“Kamu serius, Dee?” Re bertanya dengan nada terkejut, menatap Dina yang duduk di seberangnya di meja makan. Wajahnya tampak penuh kebingungan, tidak percaya pada apa yang baru saja didengar. Mereka sedang menikmati makan malam ketika Dina tiba-tiba menyampaikan berita besar: sebuah tawaran promosi ke luar negeri.
Dina mengangguk perlahan, matanya menatap Re dengan ragu-ragu. “Ya, Re. Aku baru saja diberitahu tadi pagi. Mereka menawarkan aku posisi manajerial di cabang luar negeri, dan… jujur, ini kesempatan besar buat karierku.”
Re terdiam, menelan makanan yang tiba-tiba terasa hambar. Pikirannya berputar, mencoba mencerna berita ini. Dina, wanita yang selama ini selalu di sisinya, mungkin akan pergi ke luar negeri untuk waktu yang tidak sebentar. “Berapa lama kamu akan pergi, Din?”
Dina menarik napas panjang sebelum menjawab. “Setidaknya dua tahun, Re. Mungkin lebih, tergantung bagaimana proyek berjalan.”
Keheningan menyelimuti mereka. Suasana yang tadinya nyaman berubah menjadi penuh ketidakpastian. Re tahu bahwa Dina telah bekerja keras untuk mencapai titik ini dalam kariernya, dan promosi ini adalah sesuatu yang layak ia dapatkan. Tapi di sisi lain, Re tidak bisa mengabaikan perasaan takut yang perlahan-lahan merayap ke dalam hatinya. Bagaimana jika hubungan mereka tidak bisa bertahan dengan jarak yang begitu jauh?

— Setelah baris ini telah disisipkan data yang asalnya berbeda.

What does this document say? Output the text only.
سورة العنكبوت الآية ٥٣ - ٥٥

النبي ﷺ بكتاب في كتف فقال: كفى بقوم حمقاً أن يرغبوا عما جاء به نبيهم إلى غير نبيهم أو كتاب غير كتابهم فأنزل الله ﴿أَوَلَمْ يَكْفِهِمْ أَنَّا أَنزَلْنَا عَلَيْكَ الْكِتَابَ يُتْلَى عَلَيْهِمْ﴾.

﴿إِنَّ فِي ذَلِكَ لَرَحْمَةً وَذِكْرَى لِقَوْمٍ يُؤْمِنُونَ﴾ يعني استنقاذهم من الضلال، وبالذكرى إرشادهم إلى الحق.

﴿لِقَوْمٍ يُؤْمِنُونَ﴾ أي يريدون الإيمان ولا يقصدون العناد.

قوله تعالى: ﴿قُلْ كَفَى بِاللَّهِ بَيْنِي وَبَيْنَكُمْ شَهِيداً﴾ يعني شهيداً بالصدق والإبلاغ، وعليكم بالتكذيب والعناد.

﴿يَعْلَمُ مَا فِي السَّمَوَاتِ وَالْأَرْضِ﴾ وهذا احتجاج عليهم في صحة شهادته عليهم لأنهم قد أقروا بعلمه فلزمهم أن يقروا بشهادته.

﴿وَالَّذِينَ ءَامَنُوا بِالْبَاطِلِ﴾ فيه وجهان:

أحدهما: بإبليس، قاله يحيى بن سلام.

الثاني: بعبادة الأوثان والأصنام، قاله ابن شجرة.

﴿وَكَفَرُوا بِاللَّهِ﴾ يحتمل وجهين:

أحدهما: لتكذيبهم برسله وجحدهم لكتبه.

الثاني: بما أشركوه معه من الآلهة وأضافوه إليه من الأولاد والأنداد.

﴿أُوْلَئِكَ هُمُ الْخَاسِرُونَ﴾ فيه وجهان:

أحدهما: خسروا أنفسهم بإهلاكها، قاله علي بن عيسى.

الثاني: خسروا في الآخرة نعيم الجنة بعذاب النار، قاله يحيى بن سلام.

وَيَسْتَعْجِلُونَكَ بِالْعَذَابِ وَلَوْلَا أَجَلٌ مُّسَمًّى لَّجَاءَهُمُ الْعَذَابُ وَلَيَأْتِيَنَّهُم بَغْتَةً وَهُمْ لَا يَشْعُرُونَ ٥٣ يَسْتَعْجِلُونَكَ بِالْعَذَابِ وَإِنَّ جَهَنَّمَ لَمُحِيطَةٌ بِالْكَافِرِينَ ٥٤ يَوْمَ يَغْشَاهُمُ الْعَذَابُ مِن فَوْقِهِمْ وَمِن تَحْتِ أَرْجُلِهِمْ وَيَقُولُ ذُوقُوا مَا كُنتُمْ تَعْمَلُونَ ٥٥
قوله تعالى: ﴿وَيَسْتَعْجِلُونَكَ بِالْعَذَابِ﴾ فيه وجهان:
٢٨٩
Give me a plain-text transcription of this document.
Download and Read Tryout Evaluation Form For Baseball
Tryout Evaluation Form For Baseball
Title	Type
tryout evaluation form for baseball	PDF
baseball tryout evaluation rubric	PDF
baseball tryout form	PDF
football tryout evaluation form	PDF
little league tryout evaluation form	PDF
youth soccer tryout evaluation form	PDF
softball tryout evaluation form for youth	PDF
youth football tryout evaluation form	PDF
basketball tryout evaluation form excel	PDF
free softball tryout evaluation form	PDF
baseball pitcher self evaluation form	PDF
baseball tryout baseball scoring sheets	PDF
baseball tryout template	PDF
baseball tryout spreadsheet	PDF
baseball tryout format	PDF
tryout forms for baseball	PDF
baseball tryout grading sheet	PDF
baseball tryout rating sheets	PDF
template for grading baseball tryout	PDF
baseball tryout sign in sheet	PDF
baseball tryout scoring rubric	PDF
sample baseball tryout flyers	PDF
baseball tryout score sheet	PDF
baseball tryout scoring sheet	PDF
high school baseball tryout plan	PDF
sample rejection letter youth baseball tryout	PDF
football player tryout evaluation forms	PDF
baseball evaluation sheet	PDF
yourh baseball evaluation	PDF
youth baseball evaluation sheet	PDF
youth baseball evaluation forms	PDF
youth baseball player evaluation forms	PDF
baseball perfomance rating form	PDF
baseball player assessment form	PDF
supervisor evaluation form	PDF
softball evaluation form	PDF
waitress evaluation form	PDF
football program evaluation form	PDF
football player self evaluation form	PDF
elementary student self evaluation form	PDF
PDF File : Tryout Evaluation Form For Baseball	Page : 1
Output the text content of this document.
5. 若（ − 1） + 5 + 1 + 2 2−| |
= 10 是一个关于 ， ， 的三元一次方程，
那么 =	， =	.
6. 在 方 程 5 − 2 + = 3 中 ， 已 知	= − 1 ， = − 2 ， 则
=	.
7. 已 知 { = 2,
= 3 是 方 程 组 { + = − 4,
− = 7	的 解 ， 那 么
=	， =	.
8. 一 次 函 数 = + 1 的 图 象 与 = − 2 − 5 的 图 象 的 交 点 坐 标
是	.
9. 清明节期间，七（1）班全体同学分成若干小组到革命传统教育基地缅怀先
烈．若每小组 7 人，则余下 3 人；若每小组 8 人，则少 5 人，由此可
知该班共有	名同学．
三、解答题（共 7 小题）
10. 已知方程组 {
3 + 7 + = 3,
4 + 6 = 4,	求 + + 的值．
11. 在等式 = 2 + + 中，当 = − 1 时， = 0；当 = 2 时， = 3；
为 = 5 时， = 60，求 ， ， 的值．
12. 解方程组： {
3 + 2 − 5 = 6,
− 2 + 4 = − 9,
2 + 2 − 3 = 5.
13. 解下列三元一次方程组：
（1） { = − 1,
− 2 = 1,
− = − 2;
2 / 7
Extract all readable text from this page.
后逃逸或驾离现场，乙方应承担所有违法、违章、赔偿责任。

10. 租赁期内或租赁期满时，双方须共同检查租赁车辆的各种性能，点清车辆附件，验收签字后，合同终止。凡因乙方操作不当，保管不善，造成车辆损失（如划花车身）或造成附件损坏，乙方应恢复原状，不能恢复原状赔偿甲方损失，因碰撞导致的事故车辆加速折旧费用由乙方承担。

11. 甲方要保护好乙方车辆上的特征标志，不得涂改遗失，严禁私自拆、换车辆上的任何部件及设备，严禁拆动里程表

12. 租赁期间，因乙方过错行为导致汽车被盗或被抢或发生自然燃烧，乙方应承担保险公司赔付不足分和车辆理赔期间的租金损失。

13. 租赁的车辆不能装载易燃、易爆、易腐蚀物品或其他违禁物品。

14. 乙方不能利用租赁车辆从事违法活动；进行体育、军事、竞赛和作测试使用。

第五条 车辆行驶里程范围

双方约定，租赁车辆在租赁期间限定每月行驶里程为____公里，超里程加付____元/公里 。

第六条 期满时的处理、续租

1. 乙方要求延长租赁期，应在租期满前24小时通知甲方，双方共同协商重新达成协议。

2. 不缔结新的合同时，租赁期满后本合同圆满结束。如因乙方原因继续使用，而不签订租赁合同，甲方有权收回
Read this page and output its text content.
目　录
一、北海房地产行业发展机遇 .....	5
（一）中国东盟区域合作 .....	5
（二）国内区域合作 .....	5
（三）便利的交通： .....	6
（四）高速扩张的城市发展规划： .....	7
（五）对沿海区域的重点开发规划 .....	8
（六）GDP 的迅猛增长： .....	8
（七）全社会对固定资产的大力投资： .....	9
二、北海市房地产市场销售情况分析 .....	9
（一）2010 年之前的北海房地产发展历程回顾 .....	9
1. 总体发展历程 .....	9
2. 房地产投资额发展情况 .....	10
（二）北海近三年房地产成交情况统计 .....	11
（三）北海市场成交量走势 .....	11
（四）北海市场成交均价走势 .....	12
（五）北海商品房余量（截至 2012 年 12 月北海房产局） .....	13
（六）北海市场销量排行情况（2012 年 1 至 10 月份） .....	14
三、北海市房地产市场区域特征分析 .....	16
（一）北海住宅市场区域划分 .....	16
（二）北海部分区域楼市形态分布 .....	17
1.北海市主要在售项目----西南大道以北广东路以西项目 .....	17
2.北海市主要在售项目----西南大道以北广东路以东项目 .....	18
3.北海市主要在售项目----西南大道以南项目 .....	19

“Dua tahun… itu waktu yang lama, Dee,” ujar Re pelan, mencoba menutupi kegelisahannya.
Dina menatap piringnya, tidak berani menatap Re. “Aku tahu, Re. Aku juga nggak pernah berpikir akan mendapat tawaran seperti ini. Tapi ini adalah kesempatan yang mungkin nggak akan datang lagi.”
Re memahami dilema yang dihadapi Dina. Karier adalah hal penting bagi mereka berdua, dan Re sendiri selalu mendorong Dina untuk terus berkembang. Namun, sekarang, ketika kesempatan besar itu benar-benar datang, Re merasa seperti mereka berada di persimpangan jalan.
“Apa yang kamu pikirkan tentang kita?” tanya Re akhirnya, mencoba untuk mengumpulkan keberanian untuk menanyakan pertanyaan yang sudah membebani pikirannya sejak mendengar berita itu.
Dina terdiam sejenak, lalu menghela napas pelan. “Itulah yang aku khawatirkan, Re. Aku nggak tahu apakah kita bisa menjalani hubungan jarak jauh. Aku nggak mau kita merusak apa yang kita punya sekarang.”
Re merasa dadanya sesak. Selama ini, mereka telah membangun hubungan yang begitu kuat, namun sekarang semuanya tampak goyah hanya karena jarak. “Tapi kalau kamu nggak menerima tawaran ini, bukankah kamu akan menyesal?”
Dina menggigit bibirnya, merasa terjebak dalam dilema. “Aku nggak tahu, Re. Aku mencintai kamu, dan aku nggak ingin kehilangan kamu. Tapi di sisi lain, ini adalah kesempatan besar yang mungkin nggak akan datang lagi.”
Re mengangguk, meskipun hatinya terasa berat. Ia tahu bahwa ia harus mendukung Dina, apapun keputusannya. Tapi bagaimana dengan mereka? Bisakah hubungan mereka bertahan dalam kondisi seperti ini?